Pilkada 2008, Partai Golkar sebagai partai terbesar di Sumatera Utara dalam hal ini juga masih bimbang dan ambigu dalam penempatan kader-kadernya dalam pertarungan pilkada. Ada dua kader utama Golkar Sumut yang akan ikut bertarung dalam Pilkada, yakni Ali Umri (Walikota Binjai) dan Abdillah (walikota Medan). Entah apa yang membedakan (secara prinsipil) keduanya, tapi yang pasti, keduanya tetap akan berlomba menjadi agen (no 1) neo-liberalisme di Sumut. Abdillah sendiri popularitasnya menurun, seiring makin tidak percayanya Rakyat Medan dengannya. Rasa tidak percaya ini dipacu oleh praktek-praktek penggusuran anak jalanan, PKL (Pedagang Kaki Lima), dan prioritas programnya yang menempatkan sektor pertamanan lebih besar dari pada sektor pendidikan dan kesehatan (untuk memajukan tenaga produktif rakyat Medan).

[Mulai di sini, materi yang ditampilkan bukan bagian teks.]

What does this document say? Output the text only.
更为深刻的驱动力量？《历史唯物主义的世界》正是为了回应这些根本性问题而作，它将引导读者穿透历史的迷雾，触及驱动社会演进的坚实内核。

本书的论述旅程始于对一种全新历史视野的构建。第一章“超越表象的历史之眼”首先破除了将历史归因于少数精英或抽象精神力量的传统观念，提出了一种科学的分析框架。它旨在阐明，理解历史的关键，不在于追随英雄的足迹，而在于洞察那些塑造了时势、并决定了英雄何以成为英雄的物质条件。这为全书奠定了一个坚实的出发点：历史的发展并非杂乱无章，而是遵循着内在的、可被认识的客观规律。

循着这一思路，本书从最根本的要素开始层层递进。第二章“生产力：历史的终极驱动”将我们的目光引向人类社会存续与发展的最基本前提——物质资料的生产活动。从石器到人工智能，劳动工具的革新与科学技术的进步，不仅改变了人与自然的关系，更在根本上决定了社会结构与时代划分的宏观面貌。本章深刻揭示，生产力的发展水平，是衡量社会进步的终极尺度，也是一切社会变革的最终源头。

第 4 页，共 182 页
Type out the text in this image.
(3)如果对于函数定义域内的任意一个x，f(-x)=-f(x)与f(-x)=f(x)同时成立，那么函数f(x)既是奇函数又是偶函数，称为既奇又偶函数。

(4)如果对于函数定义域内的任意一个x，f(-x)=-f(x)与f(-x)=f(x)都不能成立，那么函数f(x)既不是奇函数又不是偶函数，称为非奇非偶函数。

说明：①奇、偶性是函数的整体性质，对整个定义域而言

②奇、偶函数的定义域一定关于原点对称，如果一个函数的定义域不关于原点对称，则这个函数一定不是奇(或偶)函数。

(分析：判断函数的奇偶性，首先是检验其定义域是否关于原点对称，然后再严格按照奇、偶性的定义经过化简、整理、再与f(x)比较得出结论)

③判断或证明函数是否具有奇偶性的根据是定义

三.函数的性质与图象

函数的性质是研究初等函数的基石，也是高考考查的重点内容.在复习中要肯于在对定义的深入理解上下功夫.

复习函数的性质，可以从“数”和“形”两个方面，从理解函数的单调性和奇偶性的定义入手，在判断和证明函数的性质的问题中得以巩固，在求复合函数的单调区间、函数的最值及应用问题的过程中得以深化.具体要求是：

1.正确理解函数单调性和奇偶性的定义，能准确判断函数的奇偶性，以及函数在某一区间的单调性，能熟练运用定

PDIP juga akan menjagokan kadernya, yakni dan T. Chairuman (pusat). Konstalasi politik juga sedang memanas antara PDIP dengan partai-partai Islam (beserta Ormasnya), dan langsung menohok Rudolf Pardede (Gubernur Sumut) dengan isu Ijazah palsu. PPP malahan lebih berani berhadap-hadapan langsung dengan PDIP (perang terbuka) dengan digelarnya aksi besar-besaran (mobilisasi massa mencapai ratusan) dengan tuntutan agar Rudolf Pardede segera turun. T. Chairuman memang kelihatan lebih siap ketimbang yang lain, dengan sedari dini (pertengahan 2006) melakukan kampanye-kampanye, lewat metode seminar dikampus-kampus dan Lokakarya dengan tema yang termasuk seksi di SUMUT, yakni HAM (Hak Asasi Manusia). Namun sampai sejauh ini, belum ada kempanye programatik yang popular (kerakyatan) yang sudah disusunnya (tim suksesnya) secara sistematis tentang persoalan-persoalan mendesak Rakyat Sumut. Ini sudah bisa kita duga sebelumnya, melihat karakter sejati borjuasi nasional yang pengecut dan tidak berani secara tegas menghempang kebijakan-kebijakan neoliberal.
PKS juga akan bertarung dalam Pilkada Gubernur. Setelah pasangannya dalam Pilkada Medan (Maulana Pohan-Sigit Pramono) kalah bertarung dengan pasangan Abdillah dan Ramli, PKS kembali mencoba menjagokan Sigit Pramono dalam pertarungan Pilkada 2008. Seperti yang kita lihat, PKS memang lebih popular dikota-kota besar (termasuk Medan). Ini adalah gambaran tingkat kekritisan masyarakat perkotaan dalam menyikapi tuntutan-tuntutan popular (baca : program popular yang tanggung-tanggung dari PKS), karena tuntutan-tuntutan populis dari PKS tidak mendasar dan menohok kepada persoalan inti rakyat, melainkan hanya mempopulerkan tuntutan-tuntutan moralitas saja (seperti tuntutan PKS tentang korupsi yang tidak structural). Sedangkan PBR juga akan menjagokan Romo Raden Syafi’I sebagi bakal calon Gubernur. PBR adalah perwakilan dari kaum konservatif di parlemen, yang sampai sekarang masih saja mempraktekkan politik konservatif. Hal ini dapat dipastikan mengingat platform partainya yang memang tidak pernah menohok persoalan imperialisme kepada persoalan structural (kebijakan rezim boneka), namun masih beranggapan (dengan propaganda yang moralis) tentang nilai-nilai moralitas yang semu (mistik) dan tidak ilmiah.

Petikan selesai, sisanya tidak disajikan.